I saw a cool video a while back where someone made an online version of that psychic card test where you guess what shape is on the card. It turned out the results skewed significantly more towards correct guesses than would be expected statistically. It was because people who weren't doing well in the first few draws were quitting out and not having their results saved, but people who got a streak of good guesses kept going.

I'm pretty sure we do that in our day-to-day lives as well. Guessing something wrong or not having a seemingly prophetic dream is unremarkable, but guessing right or having deja vu is something special that we remember.

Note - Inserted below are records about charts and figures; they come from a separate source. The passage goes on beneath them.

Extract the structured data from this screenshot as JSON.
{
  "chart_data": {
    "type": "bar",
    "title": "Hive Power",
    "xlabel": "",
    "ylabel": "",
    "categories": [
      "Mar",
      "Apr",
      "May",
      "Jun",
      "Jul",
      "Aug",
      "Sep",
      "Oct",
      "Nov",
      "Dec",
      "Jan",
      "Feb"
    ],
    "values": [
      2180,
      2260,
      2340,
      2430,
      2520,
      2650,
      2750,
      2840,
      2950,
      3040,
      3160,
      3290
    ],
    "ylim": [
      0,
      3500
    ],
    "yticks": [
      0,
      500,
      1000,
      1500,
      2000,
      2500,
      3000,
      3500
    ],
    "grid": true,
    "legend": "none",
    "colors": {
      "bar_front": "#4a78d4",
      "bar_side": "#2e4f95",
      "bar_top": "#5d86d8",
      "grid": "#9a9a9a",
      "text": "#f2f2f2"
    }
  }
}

[–] GlitchyDigiBun@lemmy.world 2 points 2 days ago* (last edited 2 days ago)

EDIT: I think I found it: https://www.sciencedirect.com/science/article/pii/S0149763423004360

I personally have experienced it in very strange ways. Very minor things. I'll hear a hitch in playback on some video and go "huh, that's strange" as the feeling comes over me, and then something unrelated happens right after like I see someone enter the room and have this overwhelming sense that I knew that exact person would round that exact corner 5 seconds before they did. Usually the whole room comes alive in that moment as the unexpected feeling activates all my senses and I take it all in at once. It's a very bizzarre feeling, but it always seems to have that "I knew that was going to happen. I was thinking about it happening before it did." I also have insane issues with experiential memories, so those moments in particular stand out strongly.

[–] crazycraw@crazypeople.online 4 points 2 days ago

I have this but it's places I haven't yet been.
then when eventually standing at those places I had never been, I remember my dream and like "whoa".